After 30 months with ORMs, one engineer's verdict: just learn SQL
A developer reflects on two and a half years of working with SQLAlchemy and Hibernate against Postgres and SQLite, concluding that object-relational mappers are useful for augmenting SQL but should never replace it. The core problem is the object/relational impedance mismatch, which shows up concretely as entity-identity headaches, dual schemas, awkward data retrieval, and the partial-object problem. He adds his own complaint: ‘attribute creep,’ where wide tables accumulate columns until querying by entity effectively becomes a SELECT * that drags hundreds of fields—and cascading foreign keys—into every fetch. In one case a single object required 14 joins across a 600-attribute table, and rewriting a projection by hand cut query time from minutes to seconds.
The recurring theme is that using an ORM well still demands fluency in SQL, especially for anything involving joins, window functions, or performance tuning—at which point the abstraction mostly adds obfuscation. His preferred approach is to describe tables through the ORM for convenience but write actual queries with SQL templating, treating queries as the API to the database and thinking in terms of functions and return types rather than objects. He also flags dual-schema redundancy and, worse, migrations: ORMs offer little help managing schema change in a persistent database.
Entity identities and transactions round out the critique.

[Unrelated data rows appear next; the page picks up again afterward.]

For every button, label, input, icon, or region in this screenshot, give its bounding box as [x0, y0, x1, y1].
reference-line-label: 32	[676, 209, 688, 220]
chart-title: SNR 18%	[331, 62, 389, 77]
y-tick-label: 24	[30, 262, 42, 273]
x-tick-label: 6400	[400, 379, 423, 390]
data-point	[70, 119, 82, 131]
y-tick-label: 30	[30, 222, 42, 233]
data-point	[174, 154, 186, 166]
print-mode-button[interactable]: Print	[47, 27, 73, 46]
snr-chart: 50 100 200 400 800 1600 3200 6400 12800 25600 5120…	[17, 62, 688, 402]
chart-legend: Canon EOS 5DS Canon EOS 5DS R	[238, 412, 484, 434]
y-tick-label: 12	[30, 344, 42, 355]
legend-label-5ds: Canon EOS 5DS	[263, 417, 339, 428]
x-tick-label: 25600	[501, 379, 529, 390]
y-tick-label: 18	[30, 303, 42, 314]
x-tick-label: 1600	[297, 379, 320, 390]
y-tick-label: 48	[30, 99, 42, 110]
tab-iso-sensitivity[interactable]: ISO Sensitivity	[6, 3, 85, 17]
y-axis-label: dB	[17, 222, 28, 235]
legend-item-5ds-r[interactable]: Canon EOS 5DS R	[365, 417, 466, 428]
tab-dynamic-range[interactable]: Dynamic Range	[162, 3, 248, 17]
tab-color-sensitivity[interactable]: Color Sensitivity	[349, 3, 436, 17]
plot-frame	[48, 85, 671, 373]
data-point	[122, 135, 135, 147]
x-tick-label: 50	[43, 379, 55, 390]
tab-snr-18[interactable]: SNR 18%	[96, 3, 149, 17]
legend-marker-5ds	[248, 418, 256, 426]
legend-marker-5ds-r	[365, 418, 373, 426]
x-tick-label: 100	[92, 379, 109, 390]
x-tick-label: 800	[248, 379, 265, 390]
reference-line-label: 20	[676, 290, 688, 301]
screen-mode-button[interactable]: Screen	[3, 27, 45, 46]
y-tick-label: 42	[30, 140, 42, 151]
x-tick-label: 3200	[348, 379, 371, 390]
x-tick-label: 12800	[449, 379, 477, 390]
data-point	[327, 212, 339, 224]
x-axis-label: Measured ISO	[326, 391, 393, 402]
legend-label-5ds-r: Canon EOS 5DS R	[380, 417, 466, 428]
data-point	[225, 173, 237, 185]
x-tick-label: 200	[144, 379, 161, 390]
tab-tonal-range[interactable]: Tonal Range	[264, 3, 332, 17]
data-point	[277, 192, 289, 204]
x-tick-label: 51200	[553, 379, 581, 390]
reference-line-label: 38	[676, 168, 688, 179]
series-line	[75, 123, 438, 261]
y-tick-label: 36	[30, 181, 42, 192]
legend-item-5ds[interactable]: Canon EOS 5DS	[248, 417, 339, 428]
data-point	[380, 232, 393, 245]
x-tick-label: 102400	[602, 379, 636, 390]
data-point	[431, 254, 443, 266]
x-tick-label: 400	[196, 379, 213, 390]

Identifiers mean a memory pointer in the application but persisted state in the database, forcing manual cache flushes or partial commits to obtain real IDs. Transactions, being dynamically scoped, clash with the lexical scoping of most languages, producing boilerplate, passed-around session objects, and functions that only work in certain contexts. He closes by reconsidering stored procedures—long treated as heresy—suggesting the rise of devops may narrow the old divide between developer and database.